Now Ryan wants to put the health of the nation’s senior citizens in the hands of the insurance industry, reviving the conservative myth that what health care needs is a dose of market forces. Market forces are what allow insurance companies to deny people care in the name of profits.
Efforts to resolve the current year’s budget crisis have run aground because Republicans are using the threat of a shutdown to gain ever more in the way of cuts. They are pretending that they are motivated by the need to curtail the deficit. And yet the slice of the budget that is taking the whacks during this round of cuts amounts to only one-eighth of federal spending. To slash spending on education, health care, environmental protection, financial regulation and other programs does virtually nothing to curb the deficit; it does much to advance the conservative agenda.
Republicans claim to be representing the will of the people. If they have the people behind them, why don’t they propose gutting the Environmental Protection Agency on its merits? Instead, they seek to push forward Draconian cuts through the coercive means of a threatened shutdown. If they want to slash health care for children, let them propose to do so as a stand-alone measure. Let the American people weigh in on whether they think it’s a good idea.

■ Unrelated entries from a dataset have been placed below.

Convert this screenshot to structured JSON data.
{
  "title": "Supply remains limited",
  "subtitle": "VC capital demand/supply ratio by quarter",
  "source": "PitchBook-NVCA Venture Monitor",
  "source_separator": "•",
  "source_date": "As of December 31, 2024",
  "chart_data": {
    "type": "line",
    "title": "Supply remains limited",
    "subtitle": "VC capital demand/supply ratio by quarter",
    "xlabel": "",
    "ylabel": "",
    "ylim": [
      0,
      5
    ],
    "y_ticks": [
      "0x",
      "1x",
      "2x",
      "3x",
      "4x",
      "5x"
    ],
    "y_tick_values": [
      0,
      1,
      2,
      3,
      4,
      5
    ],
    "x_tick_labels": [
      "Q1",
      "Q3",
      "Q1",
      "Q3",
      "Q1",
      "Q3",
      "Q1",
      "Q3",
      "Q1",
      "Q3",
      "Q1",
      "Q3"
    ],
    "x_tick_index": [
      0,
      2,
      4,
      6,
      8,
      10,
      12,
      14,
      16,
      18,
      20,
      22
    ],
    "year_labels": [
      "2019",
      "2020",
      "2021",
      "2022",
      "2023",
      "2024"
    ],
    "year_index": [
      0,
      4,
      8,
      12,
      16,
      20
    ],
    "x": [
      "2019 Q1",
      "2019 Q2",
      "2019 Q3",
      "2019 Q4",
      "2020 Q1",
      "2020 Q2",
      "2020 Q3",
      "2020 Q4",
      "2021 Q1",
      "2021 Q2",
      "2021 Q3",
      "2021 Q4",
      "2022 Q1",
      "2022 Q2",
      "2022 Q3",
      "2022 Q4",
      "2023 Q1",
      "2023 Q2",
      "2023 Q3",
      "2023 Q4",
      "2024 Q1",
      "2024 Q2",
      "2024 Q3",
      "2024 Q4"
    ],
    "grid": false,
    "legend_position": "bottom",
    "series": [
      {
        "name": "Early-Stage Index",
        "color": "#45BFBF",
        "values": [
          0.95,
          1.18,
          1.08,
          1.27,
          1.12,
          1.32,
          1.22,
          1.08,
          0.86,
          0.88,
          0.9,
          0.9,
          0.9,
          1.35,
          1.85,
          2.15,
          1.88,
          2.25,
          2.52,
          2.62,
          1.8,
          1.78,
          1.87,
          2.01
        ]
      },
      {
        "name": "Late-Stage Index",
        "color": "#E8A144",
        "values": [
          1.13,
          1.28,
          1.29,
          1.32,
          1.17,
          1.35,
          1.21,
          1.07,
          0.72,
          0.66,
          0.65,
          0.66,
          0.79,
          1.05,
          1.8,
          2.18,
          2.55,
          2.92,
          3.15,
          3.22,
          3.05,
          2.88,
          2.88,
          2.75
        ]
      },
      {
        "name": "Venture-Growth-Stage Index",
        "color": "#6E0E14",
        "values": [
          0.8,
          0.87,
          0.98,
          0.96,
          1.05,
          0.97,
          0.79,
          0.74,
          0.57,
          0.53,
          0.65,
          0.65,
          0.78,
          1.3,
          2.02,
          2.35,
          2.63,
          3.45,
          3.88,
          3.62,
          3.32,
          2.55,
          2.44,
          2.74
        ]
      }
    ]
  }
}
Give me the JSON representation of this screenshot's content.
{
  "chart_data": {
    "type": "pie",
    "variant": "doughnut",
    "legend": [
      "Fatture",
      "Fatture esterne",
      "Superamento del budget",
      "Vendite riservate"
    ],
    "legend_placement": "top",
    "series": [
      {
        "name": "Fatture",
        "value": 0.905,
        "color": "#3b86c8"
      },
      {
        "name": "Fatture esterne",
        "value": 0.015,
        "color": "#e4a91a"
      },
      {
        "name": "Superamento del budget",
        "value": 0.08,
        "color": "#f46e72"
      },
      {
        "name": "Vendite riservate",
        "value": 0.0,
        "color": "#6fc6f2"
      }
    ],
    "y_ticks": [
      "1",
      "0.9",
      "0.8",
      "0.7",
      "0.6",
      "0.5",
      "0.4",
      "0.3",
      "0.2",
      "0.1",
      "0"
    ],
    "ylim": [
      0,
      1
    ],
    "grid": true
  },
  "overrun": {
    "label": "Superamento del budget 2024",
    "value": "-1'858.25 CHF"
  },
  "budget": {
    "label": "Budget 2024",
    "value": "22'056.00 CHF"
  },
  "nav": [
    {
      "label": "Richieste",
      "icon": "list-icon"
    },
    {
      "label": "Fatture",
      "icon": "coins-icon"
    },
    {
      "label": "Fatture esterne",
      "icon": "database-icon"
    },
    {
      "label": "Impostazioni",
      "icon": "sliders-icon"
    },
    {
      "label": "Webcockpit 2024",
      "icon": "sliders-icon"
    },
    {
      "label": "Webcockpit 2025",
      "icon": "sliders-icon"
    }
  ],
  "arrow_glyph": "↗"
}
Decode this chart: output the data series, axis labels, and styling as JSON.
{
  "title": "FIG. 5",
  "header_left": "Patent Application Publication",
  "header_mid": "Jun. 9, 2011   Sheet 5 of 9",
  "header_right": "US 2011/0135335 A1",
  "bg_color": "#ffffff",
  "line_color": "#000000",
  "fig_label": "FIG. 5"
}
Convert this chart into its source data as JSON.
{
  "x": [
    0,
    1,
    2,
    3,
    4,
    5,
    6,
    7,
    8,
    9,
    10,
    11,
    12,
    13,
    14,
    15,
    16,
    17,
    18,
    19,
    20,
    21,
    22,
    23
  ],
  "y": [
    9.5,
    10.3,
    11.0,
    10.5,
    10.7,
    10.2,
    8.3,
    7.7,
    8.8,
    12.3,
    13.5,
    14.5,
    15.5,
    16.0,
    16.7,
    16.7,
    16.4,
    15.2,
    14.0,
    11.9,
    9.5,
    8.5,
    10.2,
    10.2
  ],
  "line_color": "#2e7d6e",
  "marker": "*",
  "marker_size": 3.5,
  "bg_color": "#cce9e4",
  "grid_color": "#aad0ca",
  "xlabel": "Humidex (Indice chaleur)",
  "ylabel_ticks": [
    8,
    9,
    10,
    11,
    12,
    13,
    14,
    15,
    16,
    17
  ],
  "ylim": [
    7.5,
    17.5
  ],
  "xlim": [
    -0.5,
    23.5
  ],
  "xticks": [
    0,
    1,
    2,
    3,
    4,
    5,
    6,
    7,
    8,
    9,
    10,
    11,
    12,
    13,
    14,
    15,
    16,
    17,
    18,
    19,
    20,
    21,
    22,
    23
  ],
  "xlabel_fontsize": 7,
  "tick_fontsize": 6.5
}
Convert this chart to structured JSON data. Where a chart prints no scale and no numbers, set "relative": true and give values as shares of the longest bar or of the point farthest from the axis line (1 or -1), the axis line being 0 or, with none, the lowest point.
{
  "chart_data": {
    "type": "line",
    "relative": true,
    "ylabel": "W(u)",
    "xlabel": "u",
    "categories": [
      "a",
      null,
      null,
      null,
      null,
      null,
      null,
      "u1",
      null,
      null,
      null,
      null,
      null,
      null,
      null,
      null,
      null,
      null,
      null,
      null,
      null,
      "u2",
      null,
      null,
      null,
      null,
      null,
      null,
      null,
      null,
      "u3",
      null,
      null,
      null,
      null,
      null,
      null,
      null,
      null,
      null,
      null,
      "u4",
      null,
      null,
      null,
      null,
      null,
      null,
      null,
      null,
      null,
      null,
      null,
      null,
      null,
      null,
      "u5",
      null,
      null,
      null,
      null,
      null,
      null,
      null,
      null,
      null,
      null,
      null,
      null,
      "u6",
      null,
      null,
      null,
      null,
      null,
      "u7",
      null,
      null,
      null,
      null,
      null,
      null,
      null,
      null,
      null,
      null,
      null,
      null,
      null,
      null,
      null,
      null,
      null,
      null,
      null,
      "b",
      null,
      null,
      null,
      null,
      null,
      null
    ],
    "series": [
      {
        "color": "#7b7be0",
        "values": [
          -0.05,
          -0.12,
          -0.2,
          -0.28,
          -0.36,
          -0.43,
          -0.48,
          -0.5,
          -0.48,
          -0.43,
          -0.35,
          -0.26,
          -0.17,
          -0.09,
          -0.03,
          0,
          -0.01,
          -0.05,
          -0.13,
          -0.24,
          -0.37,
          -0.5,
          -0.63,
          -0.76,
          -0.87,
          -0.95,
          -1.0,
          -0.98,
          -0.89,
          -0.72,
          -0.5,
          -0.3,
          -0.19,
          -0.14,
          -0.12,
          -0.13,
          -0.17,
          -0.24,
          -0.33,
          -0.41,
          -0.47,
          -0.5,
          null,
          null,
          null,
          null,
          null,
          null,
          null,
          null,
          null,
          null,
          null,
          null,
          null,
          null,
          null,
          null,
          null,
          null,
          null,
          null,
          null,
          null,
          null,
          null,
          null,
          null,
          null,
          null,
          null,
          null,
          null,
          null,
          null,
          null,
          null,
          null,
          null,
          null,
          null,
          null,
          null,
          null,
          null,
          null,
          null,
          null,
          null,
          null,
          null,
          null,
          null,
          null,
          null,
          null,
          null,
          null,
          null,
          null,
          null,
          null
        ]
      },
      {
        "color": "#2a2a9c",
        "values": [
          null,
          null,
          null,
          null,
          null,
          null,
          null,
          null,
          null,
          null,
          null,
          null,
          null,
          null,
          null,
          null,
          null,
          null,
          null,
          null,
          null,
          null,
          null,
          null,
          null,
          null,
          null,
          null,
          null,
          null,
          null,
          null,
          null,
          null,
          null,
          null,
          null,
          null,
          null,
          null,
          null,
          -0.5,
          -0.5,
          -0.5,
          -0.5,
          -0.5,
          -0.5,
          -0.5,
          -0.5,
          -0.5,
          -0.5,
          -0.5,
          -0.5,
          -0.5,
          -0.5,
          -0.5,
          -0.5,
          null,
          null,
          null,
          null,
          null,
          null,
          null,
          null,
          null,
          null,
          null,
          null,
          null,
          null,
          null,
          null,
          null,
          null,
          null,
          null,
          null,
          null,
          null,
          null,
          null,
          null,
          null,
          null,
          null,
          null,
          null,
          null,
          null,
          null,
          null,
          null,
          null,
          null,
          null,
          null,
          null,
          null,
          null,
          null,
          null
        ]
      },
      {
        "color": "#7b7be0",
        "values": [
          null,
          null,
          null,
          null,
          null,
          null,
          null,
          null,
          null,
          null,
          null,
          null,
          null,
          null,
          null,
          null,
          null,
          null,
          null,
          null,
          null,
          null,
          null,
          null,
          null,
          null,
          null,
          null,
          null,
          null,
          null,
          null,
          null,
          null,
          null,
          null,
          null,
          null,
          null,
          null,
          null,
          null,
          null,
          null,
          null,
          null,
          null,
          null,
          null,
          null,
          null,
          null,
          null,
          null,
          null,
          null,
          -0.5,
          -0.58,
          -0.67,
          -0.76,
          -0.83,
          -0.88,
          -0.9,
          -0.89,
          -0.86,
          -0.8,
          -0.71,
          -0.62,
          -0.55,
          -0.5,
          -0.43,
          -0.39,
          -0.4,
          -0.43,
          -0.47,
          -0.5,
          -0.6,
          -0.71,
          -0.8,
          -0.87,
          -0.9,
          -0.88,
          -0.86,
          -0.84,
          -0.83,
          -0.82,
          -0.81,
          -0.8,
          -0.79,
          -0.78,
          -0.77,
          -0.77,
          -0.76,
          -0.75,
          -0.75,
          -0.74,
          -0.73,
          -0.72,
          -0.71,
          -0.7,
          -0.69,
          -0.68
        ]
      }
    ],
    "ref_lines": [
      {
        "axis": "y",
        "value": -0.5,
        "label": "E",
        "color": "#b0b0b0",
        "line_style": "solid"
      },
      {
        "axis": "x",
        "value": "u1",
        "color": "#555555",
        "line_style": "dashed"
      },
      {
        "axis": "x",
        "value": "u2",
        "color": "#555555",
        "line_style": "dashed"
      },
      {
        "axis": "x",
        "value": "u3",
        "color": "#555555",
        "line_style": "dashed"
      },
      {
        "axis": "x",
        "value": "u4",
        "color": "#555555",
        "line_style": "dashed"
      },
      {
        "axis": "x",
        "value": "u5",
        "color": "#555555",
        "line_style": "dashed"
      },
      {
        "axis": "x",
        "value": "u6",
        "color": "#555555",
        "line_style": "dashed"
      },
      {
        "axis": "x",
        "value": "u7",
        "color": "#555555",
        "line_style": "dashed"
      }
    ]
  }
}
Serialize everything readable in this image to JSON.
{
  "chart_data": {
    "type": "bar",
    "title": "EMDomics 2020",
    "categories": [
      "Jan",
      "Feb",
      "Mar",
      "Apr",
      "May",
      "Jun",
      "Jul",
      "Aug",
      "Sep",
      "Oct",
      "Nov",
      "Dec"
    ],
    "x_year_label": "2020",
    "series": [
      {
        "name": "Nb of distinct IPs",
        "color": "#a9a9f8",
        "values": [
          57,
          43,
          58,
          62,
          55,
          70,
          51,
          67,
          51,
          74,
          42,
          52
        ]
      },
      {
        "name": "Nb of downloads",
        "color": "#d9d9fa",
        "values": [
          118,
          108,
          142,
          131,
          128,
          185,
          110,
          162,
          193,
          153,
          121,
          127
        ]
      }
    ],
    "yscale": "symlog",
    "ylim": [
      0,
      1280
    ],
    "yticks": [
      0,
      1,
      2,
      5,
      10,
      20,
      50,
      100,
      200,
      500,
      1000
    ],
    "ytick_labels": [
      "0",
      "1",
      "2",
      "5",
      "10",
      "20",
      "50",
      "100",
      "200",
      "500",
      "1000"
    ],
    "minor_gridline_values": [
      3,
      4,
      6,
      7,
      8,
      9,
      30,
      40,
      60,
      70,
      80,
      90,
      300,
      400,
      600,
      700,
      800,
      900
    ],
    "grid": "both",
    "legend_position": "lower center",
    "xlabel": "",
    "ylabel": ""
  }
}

Obama has compromised plenty already. Now he needs to stand his ground, even if a shutdown is the result. The bullying tactics of the Republicans will not be stopped until their bluff is called. Let them reap the scorn of the people who are awaiting income tax refund checks or who had planned a trip to the Smithsonian or who had hoped to obtain a passport.
The election of Obama did not mean the demise of the political forces pushing a nihilistic anti-government agenda on the Republican Party. There are major interests who would like to cripple the government because its regulations get in the way of their profits. Obama has made only the most tentative steps toward financial and environmental regulation to rein in the companies that have wrecked the economy and despoiled the environment, and yet those companies have used a Tea Party movement of people genuinely concerned about economic decline as a tool to hobble government.
If House Speaker John Boehner wants to align the Republican Party with the most extreme element of anti-government activists, Obama ought to let him. Already the people are answering back against right-wing extremists. In an election in Wisconsin this week disgusted voters were within a hair of defeating a Supreme Court justice who had backed the anti-union campaign of Gov. Scott Walker. Polls suggest the American people are nowhere near as extreme ideologically as the anti-health care, anti-environment, pro-Wall Street contingent riding high within the Republican Party.